Neujahrsempfang mit Rassismusforscher Lorenz Narku Laing
TEXT: BETTINA VON CLAUSEWITZ | FOTO: ALEXANDRA ROTH
Essen, 28.11.2025. Nur wenn Menschen bereit sind, sich ihr diskriminierendes Verhalten gegenseitig zu vergeben, kann es eine vielfältige und gleichberechtigte Gesellschaft geben, davon ist der Rassismusforscher Lorenz Narku Laing überzeugt. Beim Neujahrsempfang der Evangelischen Kirche in Essen sprach er am 28. November zum Auftakt des neuen Kirchenjahres zum Thema „Vielfalt braucht Vergebung. Das Rezept für eine diskriminierungsfreie Gesellschaft“.
Wenn es darum geht, den alltäglichen Rassismus in der deutschen Gesellschaft zu beschreiben, kann Lorenz Narku Laing sich in einem meterlangen Regal voller eigener Erfahrungen bedienen. Dann erzählt er etwa wie beim Neujahrsempfang der Evangelischen Kirche freisprechend und raumgreifend auf der kleinen Bühne der Marktkirche von der Immobiliensuche in Essen für seine Familie mit drei Kindern und das eigene Beratungsunternehmen Vielfaltsprojekte GmbH, über das er Wirtschaftsunternehmen, Sozialverbände, Kirchen oder Kultureinrichtungen bundesweit berät.

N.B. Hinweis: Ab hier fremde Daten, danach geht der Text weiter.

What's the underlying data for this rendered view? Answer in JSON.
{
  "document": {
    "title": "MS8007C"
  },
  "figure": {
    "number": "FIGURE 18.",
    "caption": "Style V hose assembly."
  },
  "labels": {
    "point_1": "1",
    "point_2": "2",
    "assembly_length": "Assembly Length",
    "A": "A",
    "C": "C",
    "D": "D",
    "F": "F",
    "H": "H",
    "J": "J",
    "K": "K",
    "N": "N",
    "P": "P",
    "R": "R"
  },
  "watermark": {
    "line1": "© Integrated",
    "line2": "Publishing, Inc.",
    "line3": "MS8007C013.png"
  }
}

BEWEGENDE PERSÖNLICHE ERFAHRUNGEN
Zur Hausbesichtigung jedoch wurde der anerkannte Diversity-Experte erst eingeladen, als er seinen fremd klingenden Namen verschwieg und als „Dr. Lorenz“ auftrat. Es sei eine „strategische Entscheidung“ seiner Eltern mit jamaikanischen Wurzeln gewesen, ihn mit erstem Vornamen Lorenz zu nennen, denn sie wussten sehr wohl um die Vorurteile gegenüber Menschen migrantischer Herkunft in Deutschland, sagt Laing heute. Auch mit einem weiteren akademischen Titel hätte er jetzt punkten können, denn der 33-Jährige Sozialwissenschaftler an der Evangelischen Hochschule Rheinland-Westfalen-Lippe in Bochum ist der erste schwarze Rassismusforscher bundesweit, er erhielt zahlreiche Auszeichnungen wie etwa den German Diversity Award 2023 und war Mitglied im Expert*innenrat Antirassismus der letzten Bundesregierung.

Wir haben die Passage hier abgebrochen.